Question on provider procedure charges and question on billing service transition
I will be opening my medical billing service in a few months and I would like to know how to price the procedures that I will bill to insurance.
I was told that the fee schedule for all insurance is based on CMS's fee schedule and that providers usually multiply that fee by 10(x10) as their "usual charge", can you confirm?
Also, the software company I will be using will handle the transition of the provider's data from the old billing service to my software. Do I only get the current open claims or is the aging claims also my responsibility?

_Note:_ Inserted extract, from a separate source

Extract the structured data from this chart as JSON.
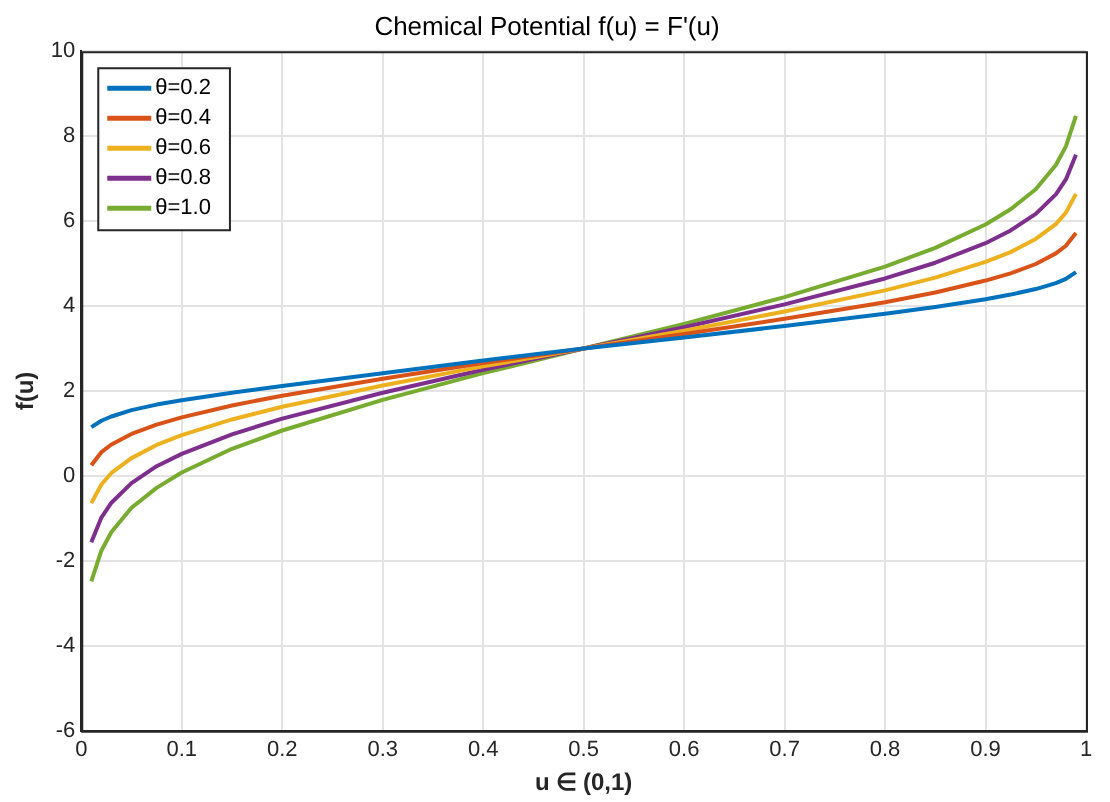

Any information you can provide would be greatly appreciated.
I’m not familiar with the x10 as a general rule for pricing a provider's procedures but welcome our visitors comments below.
The only approach we’ve recommended to our providers is to price their procedures sufficient to cover the pricing that insurance payors have negotiated on behalf of the patient. Of course this varies with each insurance company with Medicare/Medicaid typically being the lowest. I had one provider that wasn’t charging enough for some procedures and therefore wasn’t getting reimbursed the full amount allowed.
As far as your second question regarding what claims are your responsibility, I would suggest discussing and negotiating with your provider. I know some billing services only want to be responsible for new claims going forward. As you may know working on aging claims can require significantly more time and effort on your part - especially if you weren’t responsible for the billing.
For that reason if you do end up working the old aging, I would suggest charging a higher fee to cover your additional time and effort to work these. I know some services charge over double what they would for normal claims. It seems like the older a claim is, the harder it can be to get paid.
Hope this answers your questions. Thanks and good luck.